= Vipulkumar Patel =

Indian politician

Vipulkumar Vinubhai Patel (born 1969) is an Indian politician from Gujarat. He is a former member of the Gujarat Legislative Assembly from Sojitra Assembly Constituency in Anand District. He was elected in the 2022 Gujarat Legislative Assembly election representing the Bharatiya Janata Party.
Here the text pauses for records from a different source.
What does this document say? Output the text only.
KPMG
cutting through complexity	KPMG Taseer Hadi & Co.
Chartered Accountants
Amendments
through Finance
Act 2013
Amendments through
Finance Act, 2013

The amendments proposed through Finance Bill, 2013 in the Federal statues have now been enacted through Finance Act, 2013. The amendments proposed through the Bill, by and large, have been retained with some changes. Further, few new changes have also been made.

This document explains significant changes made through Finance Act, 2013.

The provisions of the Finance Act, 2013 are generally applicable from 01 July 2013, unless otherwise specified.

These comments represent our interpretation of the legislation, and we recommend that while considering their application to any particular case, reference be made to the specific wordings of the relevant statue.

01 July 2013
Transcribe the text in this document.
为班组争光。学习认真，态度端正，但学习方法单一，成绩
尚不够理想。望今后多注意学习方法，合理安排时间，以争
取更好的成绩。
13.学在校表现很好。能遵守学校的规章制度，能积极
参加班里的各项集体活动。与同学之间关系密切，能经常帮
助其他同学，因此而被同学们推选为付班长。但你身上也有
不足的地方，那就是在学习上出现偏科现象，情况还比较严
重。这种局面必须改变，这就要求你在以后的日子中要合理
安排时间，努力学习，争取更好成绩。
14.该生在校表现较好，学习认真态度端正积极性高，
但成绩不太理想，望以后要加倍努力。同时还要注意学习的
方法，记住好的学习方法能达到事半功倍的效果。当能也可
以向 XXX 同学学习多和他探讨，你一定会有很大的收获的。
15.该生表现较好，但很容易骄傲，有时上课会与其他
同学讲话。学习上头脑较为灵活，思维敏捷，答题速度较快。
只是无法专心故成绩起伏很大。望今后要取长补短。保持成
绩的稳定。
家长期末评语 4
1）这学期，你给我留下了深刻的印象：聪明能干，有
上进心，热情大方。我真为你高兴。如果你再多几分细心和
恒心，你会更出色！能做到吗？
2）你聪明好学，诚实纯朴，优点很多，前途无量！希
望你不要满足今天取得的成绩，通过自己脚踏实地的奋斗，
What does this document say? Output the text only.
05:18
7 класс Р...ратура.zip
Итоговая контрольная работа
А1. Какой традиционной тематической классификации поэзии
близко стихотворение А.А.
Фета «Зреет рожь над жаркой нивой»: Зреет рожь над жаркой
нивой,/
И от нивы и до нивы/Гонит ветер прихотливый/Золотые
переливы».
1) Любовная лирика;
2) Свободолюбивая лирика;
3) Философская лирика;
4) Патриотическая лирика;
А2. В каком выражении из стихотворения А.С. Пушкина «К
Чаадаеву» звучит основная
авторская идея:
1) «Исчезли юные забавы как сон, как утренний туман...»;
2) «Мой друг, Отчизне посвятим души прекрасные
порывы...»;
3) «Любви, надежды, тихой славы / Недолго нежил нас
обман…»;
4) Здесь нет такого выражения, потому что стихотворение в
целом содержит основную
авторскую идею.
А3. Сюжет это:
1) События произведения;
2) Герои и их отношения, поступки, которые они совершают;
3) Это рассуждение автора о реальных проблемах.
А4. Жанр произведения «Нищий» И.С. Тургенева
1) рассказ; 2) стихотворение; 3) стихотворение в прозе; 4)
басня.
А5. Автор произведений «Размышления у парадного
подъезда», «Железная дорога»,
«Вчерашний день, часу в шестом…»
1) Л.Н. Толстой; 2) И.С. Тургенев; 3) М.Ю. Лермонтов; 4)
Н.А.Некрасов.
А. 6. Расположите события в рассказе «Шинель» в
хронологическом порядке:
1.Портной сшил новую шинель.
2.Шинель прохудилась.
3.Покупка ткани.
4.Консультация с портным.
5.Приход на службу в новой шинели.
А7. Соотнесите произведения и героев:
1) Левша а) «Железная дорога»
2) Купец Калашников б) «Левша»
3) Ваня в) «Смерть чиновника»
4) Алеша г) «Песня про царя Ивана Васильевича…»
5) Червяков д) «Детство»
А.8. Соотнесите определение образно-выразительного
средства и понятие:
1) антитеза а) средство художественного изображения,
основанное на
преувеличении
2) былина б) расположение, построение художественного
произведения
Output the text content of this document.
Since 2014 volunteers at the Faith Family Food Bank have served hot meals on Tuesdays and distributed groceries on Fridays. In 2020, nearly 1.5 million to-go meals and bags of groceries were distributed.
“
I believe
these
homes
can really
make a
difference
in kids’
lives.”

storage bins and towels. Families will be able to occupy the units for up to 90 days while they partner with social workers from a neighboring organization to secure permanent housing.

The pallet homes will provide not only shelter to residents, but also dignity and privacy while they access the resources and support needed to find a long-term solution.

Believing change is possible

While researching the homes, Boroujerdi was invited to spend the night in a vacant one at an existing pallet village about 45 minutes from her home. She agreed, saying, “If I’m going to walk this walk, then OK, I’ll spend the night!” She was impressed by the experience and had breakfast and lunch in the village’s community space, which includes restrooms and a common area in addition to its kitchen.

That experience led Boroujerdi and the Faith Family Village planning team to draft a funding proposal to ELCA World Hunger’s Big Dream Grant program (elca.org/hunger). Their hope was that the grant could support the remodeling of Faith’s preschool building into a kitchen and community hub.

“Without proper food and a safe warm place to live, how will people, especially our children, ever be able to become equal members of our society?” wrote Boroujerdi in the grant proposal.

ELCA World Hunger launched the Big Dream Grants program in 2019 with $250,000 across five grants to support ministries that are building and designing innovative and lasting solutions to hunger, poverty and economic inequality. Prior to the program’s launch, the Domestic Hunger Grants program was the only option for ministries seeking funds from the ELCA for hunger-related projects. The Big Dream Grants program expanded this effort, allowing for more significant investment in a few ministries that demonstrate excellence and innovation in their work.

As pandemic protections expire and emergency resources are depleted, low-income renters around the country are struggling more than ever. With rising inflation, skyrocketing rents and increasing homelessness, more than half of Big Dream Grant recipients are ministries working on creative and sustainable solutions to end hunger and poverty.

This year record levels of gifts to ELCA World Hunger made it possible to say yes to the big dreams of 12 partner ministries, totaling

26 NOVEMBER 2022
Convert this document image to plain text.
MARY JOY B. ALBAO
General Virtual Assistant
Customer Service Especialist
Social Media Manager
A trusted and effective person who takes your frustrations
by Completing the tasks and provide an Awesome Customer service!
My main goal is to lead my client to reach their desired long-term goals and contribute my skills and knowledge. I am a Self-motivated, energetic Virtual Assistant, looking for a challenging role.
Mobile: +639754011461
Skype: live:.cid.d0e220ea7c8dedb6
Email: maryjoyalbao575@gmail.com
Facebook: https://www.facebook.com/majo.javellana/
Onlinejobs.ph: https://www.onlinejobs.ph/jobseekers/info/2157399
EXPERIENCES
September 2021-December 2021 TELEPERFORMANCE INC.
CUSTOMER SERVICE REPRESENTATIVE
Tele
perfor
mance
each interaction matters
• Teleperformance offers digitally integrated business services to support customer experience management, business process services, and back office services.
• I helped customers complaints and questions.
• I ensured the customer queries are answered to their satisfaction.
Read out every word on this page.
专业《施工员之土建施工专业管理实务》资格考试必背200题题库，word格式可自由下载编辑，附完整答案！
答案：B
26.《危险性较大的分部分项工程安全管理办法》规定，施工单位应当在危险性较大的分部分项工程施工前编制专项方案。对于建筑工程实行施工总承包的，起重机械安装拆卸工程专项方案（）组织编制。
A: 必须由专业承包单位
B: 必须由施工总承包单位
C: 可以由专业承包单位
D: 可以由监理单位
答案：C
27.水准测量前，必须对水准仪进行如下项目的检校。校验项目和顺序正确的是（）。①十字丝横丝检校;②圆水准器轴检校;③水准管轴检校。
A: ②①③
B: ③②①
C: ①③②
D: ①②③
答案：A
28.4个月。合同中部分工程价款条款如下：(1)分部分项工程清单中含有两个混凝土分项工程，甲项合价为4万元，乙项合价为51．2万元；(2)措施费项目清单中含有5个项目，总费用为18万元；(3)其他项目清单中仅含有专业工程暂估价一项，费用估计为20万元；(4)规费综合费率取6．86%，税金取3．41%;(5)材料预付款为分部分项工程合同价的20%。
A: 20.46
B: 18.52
== Early life and education ==
Patel is from Sojitra, Anand district, Gujarat. He is the son of Vinubhai Shivbhai Patel. He studied Class 12 at BB Patel High School, Dabhoi and passed the examinations in 1988. He later, discontinued his studies.

== Career ==
Patel was first elected as an MLA from Sojitra Assembly constituency representing the Bharatiya Janata Party in the 2022 Gujarat Legislative Assembly election. He polled 87,300 votes and defeated his nearest rival and two time sitting MLA, Poonambhai Madhabhai Parmar of the Indian National Congress, by a margin of 29,519 votes. Earlier in the 2017 Gujarat Legislative Assembly election, he lost to the same candidate, Poonambhai Madhabhai Parmar of the Congress Party, by a margin of 2,246 votes. In 2017, Patel polled votes 69,639 votes against 71,885 votes to Parmar. He first contested the Sojitra seat in the 2012 Gujarat Legislative Assembly election and lost to the same Congress candidate Parmar.